La vita è fatta di scelte.
Si comincia a scegliere sin da piccoli, decidendo quale sarà la prima parola da pronunciare, ma in quel caso, fra mamma e papà, non c’è partita!
I papà possono solo sperare di arrivare secondi, se non addirittura terzi, dopo cacca, o peggio ancora quarti, dopo nonna, con inevitabile risentimento che si ripercuote sulle già complesse relazioni fra suocera e genero.
Ma, tant’è, la scelta va rispettata.
Con il passare degli anni, dai compagni di giochi scelti dai genitori nella cerchia dei figli degli amici, si passa alla scelta autonoma di chi frequentare; e dall’abbigliamento precisino scelto da mamma, si precipita, attraverso un sessantotto del guardaroba, verso i jeans strappati, modello post-apocalittico.
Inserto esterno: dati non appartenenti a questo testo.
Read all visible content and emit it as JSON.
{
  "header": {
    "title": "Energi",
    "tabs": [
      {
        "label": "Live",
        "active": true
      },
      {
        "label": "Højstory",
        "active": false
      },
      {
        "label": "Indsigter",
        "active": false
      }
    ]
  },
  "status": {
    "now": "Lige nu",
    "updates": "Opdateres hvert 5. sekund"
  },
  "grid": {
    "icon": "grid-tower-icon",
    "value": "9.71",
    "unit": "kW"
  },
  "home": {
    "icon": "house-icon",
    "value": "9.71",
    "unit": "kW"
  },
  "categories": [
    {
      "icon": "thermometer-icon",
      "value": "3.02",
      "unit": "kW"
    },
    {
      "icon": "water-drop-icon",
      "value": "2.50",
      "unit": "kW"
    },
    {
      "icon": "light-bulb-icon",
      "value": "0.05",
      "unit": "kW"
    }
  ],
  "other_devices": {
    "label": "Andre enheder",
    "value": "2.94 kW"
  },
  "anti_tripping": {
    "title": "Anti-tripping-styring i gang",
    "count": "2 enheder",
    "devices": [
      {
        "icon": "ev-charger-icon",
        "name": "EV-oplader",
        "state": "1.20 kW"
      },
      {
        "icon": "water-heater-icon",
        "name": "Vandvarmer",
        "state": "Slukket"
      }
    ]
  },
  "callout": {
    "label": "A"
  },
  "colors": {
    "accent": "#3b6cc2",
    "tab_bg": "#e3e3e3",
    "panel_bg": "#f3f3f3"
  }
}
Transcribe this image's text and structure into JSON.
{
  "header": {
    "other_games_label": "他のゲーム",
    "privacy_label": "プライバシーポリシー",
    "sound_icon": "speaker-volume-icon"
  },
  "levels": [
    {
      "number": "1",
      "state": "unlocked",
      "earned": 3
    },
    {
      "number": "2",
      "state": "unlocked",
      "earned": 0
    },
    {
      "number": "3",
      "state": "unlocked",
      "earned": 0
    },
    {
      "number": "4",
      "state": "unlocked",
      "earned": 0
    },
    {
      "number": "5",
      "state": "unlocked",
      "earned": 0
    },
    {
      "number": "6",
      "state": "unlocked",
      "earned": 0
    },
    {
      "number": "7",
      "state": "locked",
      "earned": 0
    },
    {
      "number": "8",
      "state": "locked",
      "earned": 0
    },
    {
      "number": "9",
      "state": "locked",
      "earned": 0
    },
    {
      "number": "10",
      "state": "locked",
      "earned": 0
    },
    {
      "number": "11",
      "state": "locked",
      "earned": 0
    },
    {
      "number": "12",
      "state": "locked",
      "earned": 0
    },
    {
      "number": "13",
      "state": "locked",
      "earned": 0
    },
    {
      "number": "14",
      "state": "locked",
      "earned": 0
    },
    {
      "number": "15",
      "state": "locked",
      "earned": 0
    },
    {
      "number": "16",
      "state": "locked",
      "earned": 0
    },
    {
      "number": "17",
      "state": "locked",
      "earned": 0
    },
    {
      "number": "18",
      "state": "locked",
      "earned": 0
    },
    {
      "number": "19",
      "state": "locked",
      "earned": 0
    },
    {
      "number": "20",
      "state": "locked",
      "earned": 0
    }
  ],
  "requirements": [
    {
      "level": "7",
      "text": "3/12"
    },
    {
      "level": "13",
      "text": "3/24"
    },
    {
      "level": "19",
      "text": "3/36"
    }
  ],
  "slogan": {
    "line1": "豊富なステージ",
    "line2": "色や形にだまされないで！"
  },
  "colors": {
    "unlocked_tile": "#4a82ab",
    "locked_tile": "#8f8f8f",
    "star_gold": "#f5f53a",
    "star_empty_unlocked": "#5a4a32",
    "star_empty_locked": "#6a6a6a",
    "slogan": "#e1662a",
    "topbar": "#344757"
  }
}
Alla rivoluzione del vestiario, segue la scelta d’improbabili tagli di capelli, buchi nei lobi delle orecchie, piercing e tatuaggi, che sancisce l’autodeterminazione tipica di chi si avvia a divenire adulto.
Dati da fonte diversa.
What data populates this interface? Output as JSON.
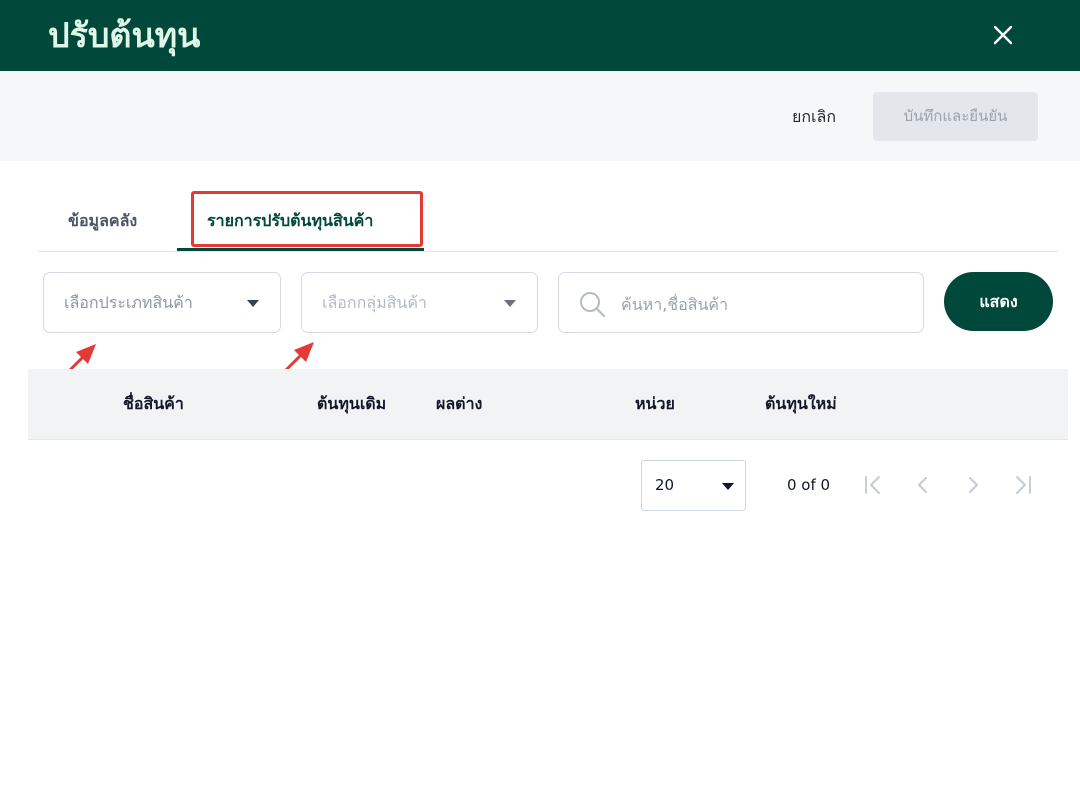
{
  "modal": {
    "title": "ปรับต้นทุน",
    "close_icon": "close-icon"
  },
  "actions": {
    "cancel_label": "ยกเลิก",
    "save_label": "บันทึกและยืนยัน"
  },
  "tabs": [
    {
      "label": "ข้อมูลคลัง",
      "active": false
    },
    {
      "label": "รายการปรับต้นทุนสินค้า",
      "active": true
    }
  ],
  "filters": {
    "product_type_placeholder": "เลือกประเภทสินค้า",
    "product_group_placeholder": "เลือกกลุ่มสินค้า",
    "search_placeholder": "ค้นหา,ชื่อสินค้า",
    "search_value": "",
    "show_label": "แสดง"
  },
  "table": {
    "columns": [
      "ชื่อสินค้า",
      "ต้นทุนเดิม",
      "ผลต่าง",
      "หน่วย",
      "ต้นทุนใหม่"
    ],
    "rows": []
  },
  "pagination": {
    "page_size": "20",
    "range_text": "0 of 0"
  },
  "colors": {
    "brand": "#00483a",
    "highlight": "#e53935",
    "annotation_arrow": "#e53935"
  }
}
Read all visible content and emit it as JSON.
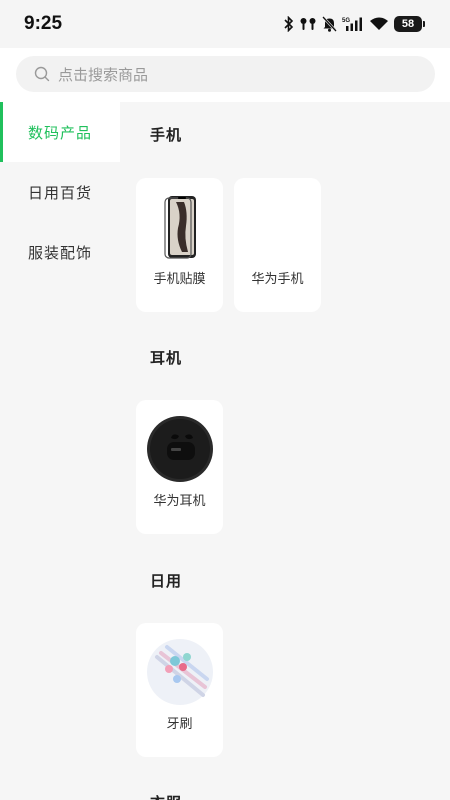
{
  "status_bar": {
    "time": "9:25",
    "battery": "58",
    "network": "5G",
    "icons": [
      "bluetooth-icon",
      "earbuds-icon",
      "mute-bell-icon",
      "signal-icon",
      "wifi-icon",
      "battery-icon"
    ]
  },
  "search": {
    "placeholder": "点击搜索商品",
    "icon": "search-icon"
  },
  "sidebar": {
    "items": [
      {
        "label": "数码产品",
        "active": true
      },
      {
        "label": "日用百货",
        "active": false
      },
      {
        "label": "服装配饰",
        "active": false
      }
    ]
  },
  "sections": [
    {
      "title": "手机",
      "items": [
        {
          "label": "手机贴膜"
        },
        {
          "label": "华为手机"
        }
      ]
    },
    {
      "title": "耳机",
      "items": [
        {
          "label": "华为耳机"
        }
      ]
    },
    {
      "title": "日用",
      "items": [
        {
          "label": "牙刷"
        }
      ]
    },
    {
      "title": "衣服"
    }
  ],
  "colors": {
    "accent": "#20c05c",
    "background": "#f6f6f6",
    "card": "#ffffff"
  }
}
Più complessa è invece la scelta degli studi universitari per accedere al mondo del lavoro: una scelta in cui genitori trepidanti invocano l’intercessione divina per l’illuminazione delle menti dei propri figli, con relativa accensione di un cero votivo, dalle dimensioni inversamente proporzionali alla volontà di studiare della futura matricola.
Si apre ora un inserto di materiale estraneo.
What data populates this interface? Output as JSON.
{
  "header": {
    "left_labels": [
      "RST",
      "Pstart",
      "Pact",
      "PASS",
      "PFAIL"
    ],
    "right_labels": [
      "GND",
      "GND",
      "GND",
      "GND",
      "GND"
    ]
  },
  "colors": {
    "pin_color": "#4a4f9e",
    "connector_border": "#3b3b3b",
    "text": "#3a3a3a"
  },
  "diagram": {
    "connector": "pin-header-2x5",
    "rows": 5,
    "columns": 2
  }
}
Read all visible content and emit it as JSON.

Ma se la possibilità di scegliere un lavoro resta più un augurio che una concreta possibilità, la madre di tutte le scelte è quella più irrazionale e imprevedibile di tutte: quella del cuore.
Innamorarsi, scegliendo proprio quella persona fra tutte le altre, può capitare una o più volte nel corso della vita, perché si sa che al cuor non si comanda e in amore non ci sono ricette o tanto meno regole che valgano in assoluto.
Tranne una.
E guarda caso è anch’essa una scelta: la scelta di scegliersi, reciprocamente, ogni giorno.